Barriers to treatment
The only “absolute contraindication” in the guidelines to treatment is pregnancy. Previously, conditions that were once considered absolute barriers to treatment are now only considered to be relative barriers. Conditions such as “major depression” or “major psychosis” can be assessed on an individual basis, treated and stabilized with appropriate therapy and referral, and when the patient is ready and psychiatrists consider it safe, antiviral therapy can be offered.
The guidelines note that people who inject drugs may be co-infected with other viruses such as HIV and/or hepatitis B virus and “face significant social challenges.” However, research has found that, when given help for managing (and recovering) from addiction and mental health issues and under the supervision of experienced health professionals, people who inject drugs can achieve recovery rates similar to those seen in HCV-positive people who do not inject drugs.
The guidelines state that prisoners tend to have greater rates of HCV infection than non-prisoners.

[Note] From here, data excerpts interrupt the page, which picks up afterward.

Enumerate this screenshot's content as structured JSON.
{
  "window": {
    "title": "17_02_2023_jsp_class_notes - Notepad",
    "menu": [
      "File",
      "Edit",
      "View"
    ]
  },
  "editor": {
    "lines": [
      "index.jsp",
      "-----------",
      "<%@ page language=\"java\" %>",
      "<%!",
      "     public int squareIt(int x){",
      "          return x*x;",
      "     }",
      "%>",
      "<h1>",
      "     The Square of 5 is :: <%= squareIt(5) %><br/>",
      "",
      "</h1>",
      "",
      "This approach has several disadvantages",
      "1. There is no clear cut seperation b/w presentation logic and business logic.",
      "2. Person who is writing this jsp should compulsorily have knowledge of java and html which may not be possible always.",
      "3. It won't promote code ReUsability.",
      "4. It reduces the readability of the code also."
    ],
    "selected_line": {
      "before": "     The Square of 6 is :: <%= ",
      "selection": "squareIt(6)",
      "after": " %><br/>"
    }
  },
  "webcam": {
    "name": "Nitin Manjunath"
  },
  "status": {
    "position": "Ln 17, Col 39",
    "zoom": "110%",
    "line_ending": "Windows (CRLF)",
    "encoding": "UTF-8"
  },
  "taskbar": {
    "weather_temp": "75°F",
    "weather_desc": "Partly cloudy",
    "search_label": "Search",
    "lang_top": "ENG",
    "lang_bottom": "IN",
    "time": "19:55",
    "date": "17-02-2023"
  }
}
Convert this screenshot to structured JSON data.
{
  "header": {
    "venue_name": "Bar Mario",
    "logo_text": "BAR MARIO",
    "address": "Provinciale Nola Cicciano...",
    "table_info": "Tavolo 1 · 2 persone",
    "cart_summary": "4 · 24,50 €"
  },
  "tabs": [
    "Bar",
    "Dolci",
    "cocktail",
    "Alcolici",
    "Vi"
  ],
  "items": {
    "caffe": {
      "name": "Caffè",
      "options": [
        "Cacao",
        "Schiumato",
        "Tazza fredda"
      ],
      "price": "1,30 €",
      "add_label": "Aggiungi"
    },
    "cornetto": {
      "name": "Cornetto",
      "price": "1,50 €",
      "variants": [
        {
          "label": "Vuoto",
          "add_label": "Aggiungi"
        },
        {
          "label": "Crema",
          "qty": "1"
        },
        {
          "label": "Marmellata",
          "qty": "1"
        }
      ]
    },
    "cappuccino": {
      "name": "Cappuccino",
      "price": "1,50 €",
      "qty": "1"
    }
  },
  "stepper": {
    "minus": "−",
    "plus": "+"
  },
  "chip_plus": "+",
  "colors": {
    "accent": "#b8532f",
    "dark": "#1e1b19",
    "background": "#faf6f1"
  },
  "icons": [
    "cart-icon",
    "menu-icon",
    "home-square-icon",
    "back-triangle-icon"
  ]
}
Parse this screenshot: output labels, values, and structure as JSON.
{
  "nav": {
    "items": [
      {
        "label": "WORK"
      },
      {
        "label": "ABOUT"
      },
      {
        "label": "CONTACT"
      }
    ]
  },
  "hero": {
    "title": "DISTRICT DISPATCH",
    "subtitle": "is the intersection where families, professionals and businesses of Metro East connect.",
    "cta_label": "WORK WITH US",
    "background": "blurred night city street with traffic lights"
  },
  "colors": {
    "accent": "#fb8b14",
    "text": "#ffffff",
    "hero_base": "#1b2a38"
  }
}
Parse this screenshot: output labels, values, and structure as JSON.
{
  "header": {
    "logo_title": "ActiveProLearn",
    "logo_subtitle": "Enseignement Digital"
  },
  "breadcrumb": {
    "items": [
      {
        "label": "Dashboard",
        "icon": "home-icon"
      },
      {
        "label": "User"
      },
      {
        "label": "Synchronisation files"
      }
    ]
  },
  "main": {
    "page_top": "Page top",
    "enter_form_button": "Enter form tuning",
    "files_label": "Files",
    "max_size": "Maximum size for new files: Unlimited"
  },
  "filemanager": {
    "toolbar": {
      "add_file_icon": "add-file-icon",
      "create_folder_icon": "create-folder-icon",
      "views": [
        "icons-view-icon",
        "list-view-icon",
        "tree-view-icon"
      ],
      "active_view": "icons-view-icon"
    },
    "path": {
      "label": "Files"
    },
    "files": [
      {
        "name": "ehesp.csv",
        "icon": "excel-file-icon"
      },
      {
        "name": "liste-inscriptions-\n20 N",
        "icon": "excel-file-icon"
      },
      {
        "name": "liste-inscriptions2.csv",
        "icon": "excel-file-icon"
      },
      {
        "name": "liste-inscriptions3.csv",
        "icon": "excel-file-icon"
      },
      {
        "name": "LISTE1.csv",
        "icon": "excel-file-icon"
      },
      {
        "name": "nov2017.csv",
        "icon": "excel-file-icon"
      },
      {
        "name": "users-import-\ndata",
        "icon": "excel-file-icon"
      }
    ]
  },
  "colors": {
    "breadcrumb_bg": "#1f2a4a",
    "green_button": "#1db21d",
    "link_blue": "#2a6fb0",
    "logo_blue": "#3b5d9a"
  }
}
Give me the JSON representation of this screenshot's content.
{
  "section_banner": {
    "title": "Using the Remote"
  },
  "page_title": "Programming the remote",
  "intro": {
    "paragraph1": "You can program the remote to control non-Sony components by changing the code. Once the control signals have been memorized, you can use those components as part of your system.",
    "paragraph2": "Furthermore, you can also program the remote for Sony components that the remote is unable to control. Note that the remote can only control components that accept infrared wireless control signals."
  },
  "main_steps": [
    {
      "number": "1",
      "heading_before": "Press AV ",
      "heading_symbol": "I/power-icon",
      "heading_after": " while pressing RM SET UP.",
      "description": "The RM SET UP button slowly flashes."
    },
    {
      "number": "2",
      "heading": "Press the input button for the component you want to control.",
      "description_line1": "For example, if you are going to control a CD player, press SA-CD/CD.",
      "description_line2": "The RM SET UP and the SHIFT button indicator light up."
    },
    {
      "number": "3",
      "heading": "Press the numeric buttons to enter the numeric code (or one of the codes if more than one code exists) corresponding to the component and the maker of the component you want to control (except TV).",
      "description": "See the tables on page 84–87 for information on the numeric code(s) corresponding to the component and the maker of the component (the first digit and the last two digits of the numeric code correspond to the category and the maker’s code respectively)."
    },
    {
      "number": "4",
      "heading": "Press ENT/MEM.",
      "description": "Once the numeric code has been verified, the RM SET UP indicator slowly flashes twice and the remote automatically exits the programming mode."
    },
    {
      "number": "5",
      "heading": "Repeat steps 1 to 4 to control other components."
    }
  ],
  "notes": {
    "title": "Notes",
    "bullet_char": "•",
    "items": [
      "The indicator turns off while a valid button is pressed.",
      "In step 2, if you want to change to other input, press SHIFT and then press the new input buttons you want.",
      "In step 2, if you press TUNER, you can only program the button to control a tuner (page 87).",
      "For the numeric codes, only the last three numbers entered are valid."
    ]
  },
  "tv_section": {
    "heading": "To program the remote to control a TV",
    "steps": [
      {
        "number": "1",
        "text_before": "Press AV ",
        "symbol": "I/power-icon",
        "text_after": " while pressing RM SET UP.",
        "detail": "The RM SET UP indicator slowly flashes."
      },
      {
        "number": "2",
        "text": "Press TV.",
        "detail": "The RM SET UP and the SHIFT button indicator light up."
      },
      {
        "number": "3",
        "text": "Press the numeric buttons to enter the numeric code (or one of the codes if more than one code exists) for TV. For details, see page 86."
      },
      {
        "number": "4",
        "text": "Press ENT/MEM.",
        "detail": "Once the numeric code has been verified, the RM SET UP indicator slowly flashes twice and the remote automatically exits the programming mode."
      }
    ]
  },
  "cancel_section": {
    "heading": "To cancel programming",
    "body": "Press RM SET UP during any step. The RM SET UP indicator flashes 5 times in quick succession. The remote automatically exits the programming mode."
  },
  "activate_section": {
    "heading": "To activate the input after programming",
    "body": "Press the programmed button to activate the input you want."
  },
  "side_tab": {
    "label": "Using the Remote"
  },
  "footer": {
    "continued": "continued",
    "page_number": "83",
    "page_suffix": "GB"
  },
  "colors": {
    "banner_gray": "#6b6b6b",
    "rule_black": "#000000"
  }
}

The document notes that research has found that “in appropriately selected inmates” the response to therapy is similar to that of HCV-positive people outside of prisons. Therefore, the guidelines state that people in prison “should be considered for antiviral therapy” just like anyone else.
According to the guidelines, boceprevir and telaprevir (and experimental anti-HCV drugs) have not yet been extensively tested in certain groups who have “the greatest need for treatment,” such as the following:
- people with severe HCV-related complications
- people who have had a liver transplant
- people who are co-infected with HCV and HIV
Studies are underway to assess the effect of treatment in these populations. The guidelines caution that “particular attention will be necessary to avoid drug-drug interactions, especially between [boceprevir, telaprevir and similar drugs and transplant drugs and those used for the treatment of HIV].” Also, the guidelines warn doctors and nurses that side effects may be more common among these groups of patients. The guidelines noted some good news: Preliminary reports suggest that people co-infected with HCV and HIV can achieve cure rates from HCV similar to those seen in people infected with HCV alone.
Treatment of HCV infection is entering a new and exciting phase. The 2012 CASL guidelines pave the way for better care for people with this infection. Currently a subscription to the Canadian Journal of Gastroenterology is required to access the guidelines but perhaps in the future this will not be the case, as this very important document needs to be widely disseminated.